结论就是日志盘的写入量比数据盘大很多，这个CASE是75倍。

如何解这个问题

如果你的生产中是这么部署的，日志盘用了4块SSD，数据盘用了8块SSD，那么问题来了。

每块SSD的写入量假设为10PB，那么SSD4块盘的SSD总的写入量为40PB，8快盘的总写入量为80PB。

那么也许1年之后XLOG就写入40PB了，而数据盘才写入1PB不到。

SSD的剩余寿命就会相差悬殊，如果因为日志盘的问题，直接下线整台主机就不对了，还有8快盘没磨损呢。
screenshot

怎么解呢？

XLOG的写入是无法避免的，但是我们有方法防止故障。

1. 在XLOG盘还有命的时候，提取更换，如果有RAID的话，一块块换，提前rebuild。

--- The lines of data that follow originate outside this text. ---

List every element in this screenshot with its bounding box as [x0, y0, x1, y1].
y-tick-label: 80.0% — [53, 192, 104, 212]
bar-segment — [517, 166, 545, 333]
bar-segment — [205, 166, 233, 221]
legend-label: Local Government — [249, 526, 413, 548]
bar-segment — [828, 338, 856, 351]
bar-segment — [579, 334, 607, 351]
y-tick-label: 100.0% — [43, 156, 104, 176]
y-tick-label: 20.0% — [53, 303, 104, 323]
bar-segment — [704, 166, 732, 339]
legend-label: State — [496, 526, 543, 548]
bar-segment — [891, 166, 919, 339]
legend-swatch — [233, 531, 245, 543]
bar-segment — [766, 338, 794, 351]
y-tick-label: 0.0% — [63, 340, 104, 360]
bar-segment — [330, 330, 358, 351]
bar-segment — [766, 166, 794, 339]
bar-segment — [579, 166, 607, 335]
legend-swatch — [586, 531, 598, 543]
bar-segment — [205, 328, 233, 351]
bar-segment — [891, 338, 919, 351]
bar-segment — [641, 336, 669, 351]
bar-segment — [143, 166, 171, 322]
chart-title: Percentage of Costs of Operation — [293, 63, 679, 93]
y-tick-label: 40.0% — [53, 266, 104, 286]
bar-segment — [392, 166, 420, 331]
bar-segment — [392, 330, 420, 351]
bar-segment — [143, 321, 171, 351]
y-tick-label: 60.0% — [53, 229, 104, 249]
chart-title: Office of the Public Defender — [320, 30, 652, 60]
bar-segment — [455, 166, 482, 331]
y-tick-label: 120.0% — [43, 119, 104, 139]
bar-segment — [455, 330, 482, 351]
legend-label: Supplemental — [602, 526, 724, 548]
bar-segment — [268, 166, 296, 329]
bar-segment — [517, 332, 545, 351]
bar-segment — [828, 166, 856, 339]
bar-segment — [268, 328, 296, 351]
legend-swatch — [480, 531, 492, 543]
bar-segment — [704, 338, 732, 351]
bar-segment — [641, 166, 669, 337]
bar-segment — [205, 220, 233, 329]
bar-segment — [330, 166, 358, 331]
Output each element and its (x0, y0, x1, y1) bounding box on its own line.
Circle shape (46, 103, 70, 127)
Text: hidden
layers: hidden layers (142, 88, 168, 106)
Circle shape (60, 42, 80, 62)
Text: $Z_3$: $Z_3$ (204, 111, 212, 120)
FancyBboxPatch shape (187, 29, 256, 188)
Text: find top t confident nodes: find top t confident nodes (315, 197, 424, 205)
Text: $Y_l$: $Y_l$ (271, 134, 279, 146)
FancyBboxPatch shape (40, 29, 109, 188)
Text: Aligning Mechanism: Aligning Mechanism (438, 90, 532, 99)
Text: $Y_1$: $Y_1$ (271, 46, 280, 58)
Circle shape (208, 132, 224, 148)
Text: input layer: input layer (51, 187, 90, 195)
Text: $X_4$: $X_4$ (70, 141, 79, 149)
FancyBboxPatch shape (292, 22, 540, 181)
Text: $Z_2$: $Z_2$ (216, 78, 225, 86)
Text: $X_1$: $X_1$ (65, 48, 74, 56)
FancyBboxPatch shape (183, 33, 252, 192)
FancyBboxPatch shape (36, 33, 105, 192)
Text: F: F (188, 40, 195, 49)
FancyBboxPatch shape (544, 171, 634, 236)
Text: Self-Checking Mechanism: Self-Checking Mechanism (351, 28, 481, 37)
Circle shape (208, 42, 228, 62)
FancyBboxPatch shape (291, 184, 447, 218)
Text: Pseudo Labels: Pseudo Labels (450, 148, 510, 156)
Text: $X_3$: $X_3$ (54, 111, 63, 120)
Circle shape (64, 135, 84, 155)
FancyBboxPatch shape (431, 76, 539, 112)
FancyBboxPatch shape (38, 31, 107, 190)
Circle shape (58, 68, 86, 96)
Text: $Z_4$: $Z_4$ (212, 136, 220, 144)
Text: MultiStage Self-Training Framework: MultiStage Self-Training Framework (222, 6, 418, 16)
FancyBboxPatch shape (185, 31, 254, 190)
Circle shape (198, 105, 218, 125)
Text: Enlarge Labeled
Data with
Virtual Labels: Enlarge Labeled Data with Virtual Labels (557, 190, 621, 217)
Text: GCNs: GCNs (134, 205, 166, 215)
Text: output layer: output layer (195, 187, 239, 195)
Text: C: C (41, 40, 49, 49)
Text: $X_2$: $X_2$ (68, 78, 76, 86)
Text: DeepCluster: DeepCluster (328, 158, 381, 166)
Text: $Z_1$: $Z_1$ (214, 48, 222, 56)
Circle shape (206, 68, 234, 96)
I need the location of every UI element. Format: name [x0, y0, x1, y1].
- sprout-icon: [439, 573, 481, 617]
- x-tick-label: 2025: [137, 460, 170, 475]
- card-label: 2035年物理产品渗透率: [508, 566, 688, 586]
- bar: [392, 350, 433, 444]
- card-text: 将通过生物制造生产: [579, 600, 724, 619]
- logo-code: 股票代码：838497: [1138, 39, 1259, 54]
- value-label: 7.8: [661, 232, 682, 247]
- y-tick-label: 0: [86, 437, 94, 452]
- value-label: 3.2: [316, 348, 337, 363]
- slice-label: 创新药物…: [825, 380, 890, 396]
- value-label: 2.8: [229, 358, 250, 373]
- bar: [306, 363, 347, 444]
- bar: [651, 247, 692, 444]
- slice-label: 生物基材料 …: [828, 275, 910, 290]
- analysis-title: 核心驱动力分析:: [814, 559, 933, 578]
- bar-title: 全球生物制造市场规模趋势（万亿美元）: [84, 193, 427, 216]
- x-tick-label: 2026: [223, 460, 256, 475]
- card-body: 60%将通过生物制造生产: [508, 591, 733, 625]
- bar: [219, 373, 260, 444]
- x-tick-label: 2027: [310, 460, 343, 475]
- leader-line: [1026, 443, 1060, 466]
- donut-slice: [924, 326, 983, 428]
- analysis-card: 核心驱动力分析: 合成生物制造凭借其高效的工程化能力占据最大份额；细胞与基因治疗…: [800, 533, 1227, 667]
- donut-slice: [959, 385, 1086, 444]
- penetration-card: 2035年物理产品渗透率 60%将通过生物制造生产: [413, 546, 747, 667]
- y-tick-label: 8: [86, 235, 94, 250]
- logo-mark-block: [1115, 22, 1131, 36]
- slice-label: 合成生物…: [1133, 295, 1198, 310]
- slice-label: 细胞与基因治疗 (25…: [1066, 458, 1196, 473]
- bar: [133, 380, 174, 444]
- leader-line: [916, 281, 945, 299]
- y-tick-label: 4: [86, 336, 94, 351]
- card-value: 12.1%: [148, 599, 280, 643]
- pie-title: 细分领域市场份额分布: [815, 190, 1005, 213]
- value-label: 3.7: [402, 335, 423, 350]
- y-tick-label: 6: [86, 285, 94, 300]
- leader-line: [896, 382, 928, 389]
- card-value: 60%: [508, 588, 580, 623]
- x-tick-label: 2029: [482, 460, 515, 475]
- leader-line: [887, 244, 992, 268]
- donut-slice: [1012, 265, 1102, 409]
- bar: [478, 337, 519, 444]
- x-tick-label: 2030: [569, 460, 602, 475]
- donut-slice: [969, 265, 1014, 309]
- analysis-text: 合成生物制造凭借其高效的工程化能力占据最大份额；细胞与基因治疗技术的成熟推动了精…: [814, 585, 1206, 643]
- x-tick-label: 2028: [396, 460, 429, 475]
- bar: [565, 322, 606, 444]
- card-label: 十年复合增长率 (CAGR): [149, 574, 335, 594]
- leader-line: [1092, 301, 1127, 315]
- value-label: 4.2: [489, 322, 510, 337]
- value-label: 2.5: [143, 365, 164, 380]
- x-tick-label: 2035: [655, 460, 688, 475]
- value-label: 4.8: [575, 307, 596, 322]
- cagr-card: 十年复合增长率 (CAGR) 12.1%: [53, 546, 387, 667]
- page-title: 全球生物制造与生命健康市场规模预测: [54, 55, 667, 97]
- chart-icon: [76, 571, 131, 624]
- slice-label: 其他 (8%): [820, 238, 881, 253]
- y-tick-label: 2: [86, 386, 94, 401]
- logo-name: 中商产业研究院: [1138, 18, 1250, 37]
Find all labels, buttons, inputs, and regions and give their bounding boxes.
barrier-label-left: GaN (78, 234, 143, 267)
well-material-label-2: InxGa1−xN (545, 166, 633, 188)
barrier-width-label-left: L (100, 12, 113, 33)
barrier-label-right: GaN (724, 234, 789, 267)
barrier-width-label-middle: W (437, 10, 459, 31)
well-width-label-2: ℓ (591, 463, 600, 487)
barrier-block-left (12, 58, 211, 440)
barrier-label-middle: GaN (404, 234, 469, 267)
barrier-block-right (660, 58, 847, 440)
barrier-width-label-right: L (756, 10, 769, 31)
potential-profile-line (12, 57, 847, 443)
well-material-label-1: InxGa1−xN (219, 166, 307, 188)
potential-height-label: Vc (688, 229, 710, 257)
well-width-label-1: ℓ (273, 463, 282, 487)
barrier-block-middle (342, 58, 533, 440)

需要注意的是，热插拔可能会有短暂的IO堵塞，rebuild过程中也会造成性能影响。

减少XLOG的写入方法
2.1. 关闭full page write会少写一点XLOG，但是造成无法处理操作系统或硬件的数据库崩溃恢复。

2.2. 拉长检查点会少些一点XLOG。

均衡磨损的方法
3. 数据盘和日志盘不要分开，大家放在一起，一起磨损。这样就不会倾斜了，但是同样要解决一个问题，rebuild。

其他

1. 机械盘也有机械盘的问题，例如某个场景导致的磁盘问题（例如Oracle数据库，一直读写的轮询使用的REDO区间），或者一直更新某一个数据块的记录。这部分磁盘可能很容易损坏。
而SSD不存在这个问题，因为有磨损算法，即使你不停更新一个块，也不会出现这个CEIL坏掉导致不可用，肯定SSD内部已经提前将这个ceil的内容转移并更新映射关系了。

2. cgroup

Proportional Weight division of bandwidth
-----------------------------------------
You can do a very simple testing of running two dd threads in two different
cgroups. Here is what you can do.

- Enable Block IO controller
        CONFIG_BLK_CGROUP=y

- Enable group scheduling in CFQ
        CONFIG_CFQ_GROUP_IOSCHED=y

- Compile and boot into kernel and mount IO controller (blkio); see
  cgroups.txt, Why are cgroups needed?.

        mount -t tmpfs cgroup_root /sys/fs/cgroup
        mkdir /sys/fs/cgroup/blkio
        mount -t cgroup -o blkio none /sys/fs/cgroup/blkio

        mkdir -p /sys/fs/cgroup/blkio/test1/

- blkio.sectors
        - number of sectors transferred to/from disk by the group. First
          two fields specify the major and minor number of the device and
          third field specifies the number of sectors transferred by the
          group to/from the device.

- blkio.io_service_bytes
        - Number of bytes transferred to/from the disk by the group. These
          are further divided by the type of operation - read or write, sync
          or async. First two fields specify the major and minor number of the
          device, third field specifies the operation type and the fourth field
          specifies the number of bytes.

- blkio.io_serviced
        - Number of IOs completed to/from the disk by the group. These
          are further divided by the type of operation - read or write, sync
          or async. First two fields specify the major and minor number of the
          device, third field specifies the operation type and the fourth field
          specifies the number of IOs.